Skip to content

Docker Services

All infrastructure runs via Docker Compose with profile-based service selection.

One Catalog at a Time

Multiple catalogs share the same PostgreSQL database and MinIO warehouse. Running them simultaneously causes metadata conflicts.

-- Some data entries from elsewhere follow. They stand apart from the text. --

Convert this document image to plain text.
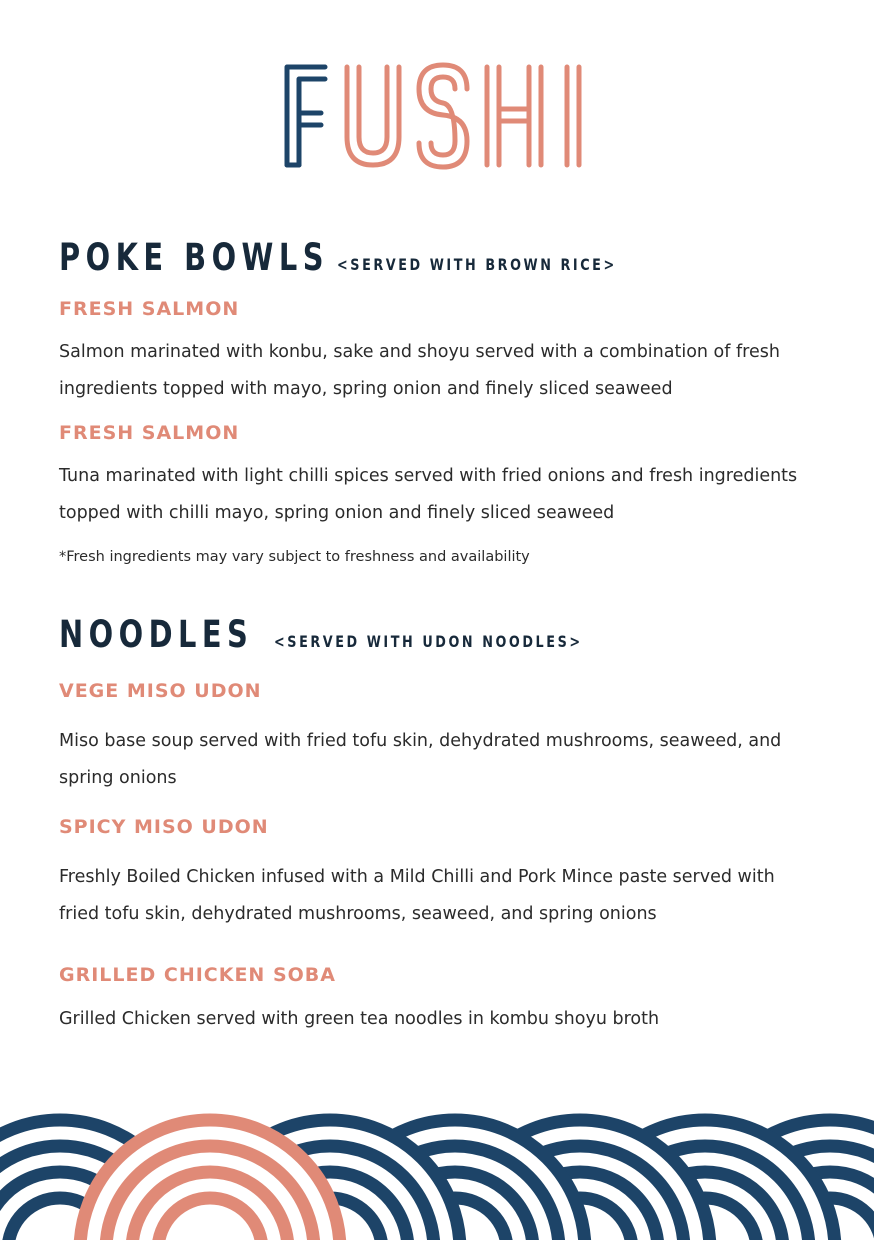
POKE BOWLS <SERVED WITH BROWN RICE>
FRESH SALMON

Salmon marinated with konbu, sake and shoyu served with a combination of fresh ingredients topped with mayo, spring onion and finely sliced seaweed

FRESH SALMON

Tuna marinated with light chilli spices served with fried onions and fresh ingredients topped with chilli mayo, spring onion and finely sliced seaweed

*Fresh ingredients may vary subject to freshness and availability

NOODLES <SERVED WITH UDON NOODLES>
VEGE MISO UDON

Miso base soup served with fried tofu skin, dehydrated mushrooms, seaweed, and spring onions

SPICY MISO UDON

Freshly Boiled Chicken infused with a Mild Chilli and Pork Mince paste served with fried tofu skin, dehydrated mushrooms, seaweed, and spring onions

GRILLED CHICKEN SOBA

Grilled Chicken served with green tea noodles in kombu shoyu broth
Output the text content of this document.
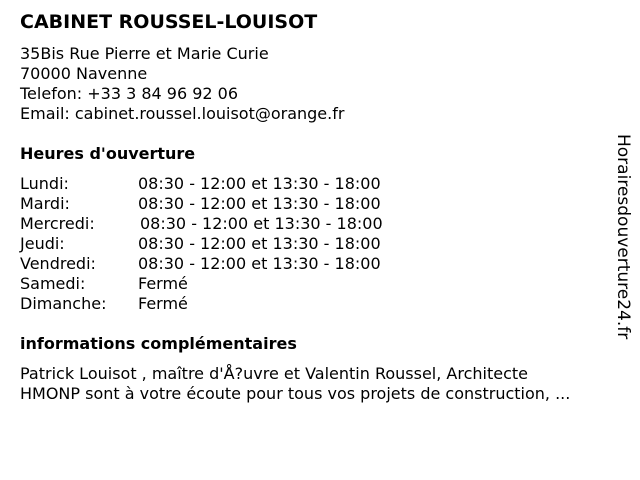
CABINET ROUSSEL-LOUISOT
35Bis Rue Pierre et Marie Curie
70000 Navenne
Telefon: +33 3 84 96 92 06
Email: cabinet.roussel.louisot@orange.fr
Heures d'ouverture
Lundi:	08:30 - 12:00 et 13:30 - 18:00
Mardi:	08:30 - 12:00 et 13:30 - 18:00
Mercredi:	08:30 - 12:00 et 13:30 - 18:00
Jeudi:	08:30 - 12:00 et 13:30 - 18:00
Vendredi:	08:30 - 12:00 et 13:30 - 18:00
Samedi:	Fermé
Dimanche: Fermé
informations complémentaires
Patrick Louisot , maître d'Å?uvre et Valentin Roussel, Architecte
HMONP sont à votre écoute pour tous vos projets de construction, ...
Horairesdouverture24.fr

The full profile is for testing only.

Profiles

Profile Services Ports
(none) MinIO, PostgreSQL 9000, 9001, 5432
nessie + Nessie + 19120
lakekeeper + Lakekeeper + bootstrap + warehouse init + 8181
spark + Spark Master + Worker + 7077, 8081, 8082
full All of the above All ports

Usage

# Start with a specific catalog
just up lakekeeper

# Combine profiles (catalog + Spark)
docker compose --profile lakekeeper --profile spark up -d

# Stop everything
just down

# Clean restart (wipes all data)
just up-clean lakekeeper

Core Services

MinIO (S3-compatible Object Storage)

  • Image: minio/minio
  • Ports: 9000 (API), 9001 (Console)
  • Console: http://localhost:9001
  • Health check: HTTP on /minio/health/live
  • Data: ./configs/minio/data

A minio-init-bucket sidecar creates the warehouse bucket on startup.

PostgreSQL

  • Image: postgres:17.5
  • Port: 5432
  • Health check: pg_isready
  • Data: ./configs/postgres/data

Used as the metadata backend for Nessie and Lakekeeper.

Catalog Services

Nessie

  • Image: ghcr.io/projectnessie/nessie:0.107.2-java
  • Port: 19120
  • Backend: PostgreSQL (JDBC2 version store)
  • Features: Git-like versioning, REST + Iceberg API

Lakekeeper

  • Image: quay.io/lakekeeper/catalog:latest-main
  • Port: 8181
  • Backend: PostgreSQL
  • Initialization: Migration, bootstrap, and warehouse creation via sidecar containers

Compute Services

Spark Cluster

See Spark Cluster for details.

Data Persistence

Service data is stored in ./configs/<service>/data/. To wipe everything:

just up-clean nessie   # stops, removes volumes, deletes data dirs, restarts

Or manually:

just down
find ./configs -type d -name "data" -exec rm -rf {} +
just up nessie